Je voulais dire des contrats de misère à durée déterminée, bien sûr.
Ça commence déjà à déraper à 11’50 : “C’est pas parce qu’on se bat pour
l’émancipation socio-économique qu’y faut laisser de côté l’émancipation
juridique et politique ; c’est pas parce qu’on se bat pour la
République sociale qu’y faut pas se battre pour la République laïque. Or
Marianne, l’allégorie de la République, ne porte pas le VOILE DE LA
SOUMISSION (c’est moi qui souligne) ; elle porte le bonnet phrygien de
l’émancipation ; le bonnet phrygien des esclaves affranchis”. On l’a pas
vue venir, celle-là, mais voilà. Il nous a bien eu, hein ? Voilà donc
comment le citoyen Peña-Ruiz, après s’être intéressé à l’émancipation
politique, s’est ensuite intéressé de très près à l’émancipation
intellectuelle et culturelle, laquelle va très vite se muer en
“émancipation laïque”… et s’y résumer tout entière, tant qu’à faire.
Comprenez bien le “message” : les femmes qui portent un voile (un hijab)
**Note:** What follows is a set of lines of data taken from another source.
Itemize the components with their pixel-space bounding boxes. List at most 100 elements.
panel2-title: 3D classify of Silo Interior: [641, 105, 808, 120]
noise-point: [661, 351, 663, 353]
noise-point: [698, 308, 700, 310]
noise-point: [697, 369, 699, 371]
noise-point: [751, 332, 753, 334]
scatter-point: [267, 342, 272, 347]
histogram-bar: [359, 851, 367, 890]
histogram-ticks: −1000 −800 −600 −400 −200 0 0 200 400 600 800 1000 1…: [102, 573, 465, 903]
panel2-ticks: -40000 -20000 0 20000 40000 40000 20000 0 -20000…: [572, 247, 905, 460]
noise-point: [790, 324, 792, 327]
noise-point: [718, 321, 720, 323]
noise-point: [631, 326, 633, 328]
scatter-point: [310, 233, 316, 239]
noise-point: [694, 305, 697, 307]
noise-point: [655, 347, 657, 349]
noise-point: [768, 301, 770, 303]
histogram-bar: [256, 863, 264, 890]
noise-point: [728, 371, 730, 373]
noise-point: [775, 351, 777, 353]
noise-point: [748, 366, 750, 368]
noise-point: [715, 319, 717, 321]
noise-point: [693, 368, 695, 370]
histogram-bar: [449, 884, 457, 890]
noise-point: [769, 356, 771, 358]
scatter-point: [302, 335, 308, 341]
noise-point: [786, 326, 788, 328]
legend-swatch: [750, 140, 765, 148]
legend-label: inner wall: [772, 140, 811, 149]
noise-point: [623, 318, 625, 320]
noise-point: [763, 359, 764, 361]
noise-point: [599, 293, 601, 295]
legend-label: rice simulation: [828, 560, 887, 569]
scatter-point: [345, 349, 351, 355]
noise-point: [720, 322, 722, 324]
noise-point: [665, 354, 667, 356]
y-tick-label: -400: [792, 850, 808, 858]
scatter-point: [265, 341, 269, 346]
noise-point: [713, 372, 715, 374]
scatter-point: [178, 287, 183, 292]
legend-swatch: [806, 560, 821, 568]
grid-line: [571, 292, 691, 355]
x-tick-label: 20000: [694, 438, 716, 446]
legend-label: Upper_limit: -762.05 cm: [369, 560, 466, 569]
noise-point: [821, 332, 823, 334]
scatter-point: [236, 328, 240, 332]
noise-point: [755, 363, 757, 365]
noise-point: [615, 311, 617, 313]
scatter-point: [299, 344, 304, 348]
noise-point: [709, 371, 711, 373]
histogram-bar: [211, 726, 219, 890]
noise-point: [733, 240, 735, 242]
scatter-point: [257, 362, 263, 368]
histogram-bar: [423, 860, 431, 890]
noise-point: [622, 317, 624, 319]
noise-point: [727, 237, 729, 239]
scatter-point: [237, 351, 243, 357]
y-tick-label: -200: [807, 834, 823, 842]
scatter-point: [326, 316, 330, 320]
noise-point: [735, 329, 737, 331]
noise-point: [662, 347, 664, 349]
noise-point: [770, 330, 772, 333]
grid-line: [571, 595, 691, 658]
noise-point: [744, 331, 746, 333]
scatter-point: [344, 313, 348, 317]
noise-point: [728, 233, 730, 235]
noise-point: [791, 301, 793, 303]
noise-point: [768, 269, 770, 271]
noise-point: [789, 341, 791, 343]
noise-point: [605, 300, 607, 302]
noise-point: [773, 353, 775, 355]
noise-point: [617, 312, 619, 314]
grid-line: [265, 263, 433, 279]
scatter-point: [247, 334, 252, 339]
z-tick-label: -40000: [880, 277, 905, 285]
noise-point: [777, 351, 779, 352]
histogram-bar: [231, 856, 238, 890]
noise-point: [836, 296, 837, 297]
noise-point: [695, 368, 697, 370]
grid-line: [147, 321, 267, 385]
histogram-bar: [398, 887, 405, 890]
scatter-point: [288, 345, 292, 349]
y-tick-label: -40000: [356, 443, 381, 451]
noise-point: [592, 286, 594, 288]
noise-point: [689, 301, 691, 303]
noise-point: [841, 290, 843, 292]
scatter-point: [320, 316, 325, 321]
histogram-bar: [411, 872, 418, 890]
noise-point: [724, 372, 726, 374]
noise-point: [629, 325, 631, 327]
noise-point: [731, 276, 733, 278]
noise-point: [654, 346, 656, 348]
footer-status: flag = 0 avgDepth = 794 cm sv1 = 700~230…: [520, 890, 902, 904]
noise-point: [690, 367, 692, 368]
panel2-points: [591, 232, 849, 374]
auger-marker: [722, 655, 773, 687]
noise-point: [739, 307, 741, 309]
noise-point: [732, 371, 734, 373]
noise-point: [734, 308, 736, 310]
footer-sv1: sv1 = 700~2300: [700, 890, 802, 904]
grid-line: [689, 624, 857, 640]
n’ont rien compris à la République, et elles se comportent comme des
esclaves. Raccourci ébouriffant, tout en finesse. Quant aux religieuses
catholiques qui portent elles aussi un voile (chrétien), on évitera bien
sûr d’en parler. No problemo.
Mais le clou, c’est à 28’02.
Le citoyen Peña-Ruiz se pose une question pour le
moins étrange : “Quel est le droit d’un chômeur de refuser de signer un
contrat de travail qui le fait sortir de la précarité ?”. Autrement dit,
notre professeur se demande pourquoi diable un chômeur ne pourrait pas
refuser un travail qui lui permet de sortir de la précarité. Il fallait y
penser. C’est vrai, y sont vraiment bourrins ces chômeurs : quand ils
trouvent enfin, après des mois ou des années de recherches
infructueuses, et alors qu’ils sont au seuil de la misère, en fin de
droits ou déjà au RSA, quand ils trouvent enfin un travail qui leur
permet de sortir de la précarité, ils ne songent même pas à se poser
cette question évidente : “Mais au fait, pourquoi je ne pourrais pas
refuser ?”. Cela prouve bien, voyez-vous, que ces chômeurs ne sont pas
suffisamment émancipés. Mais qu’ils s’émancipent donc un peu, boudiou !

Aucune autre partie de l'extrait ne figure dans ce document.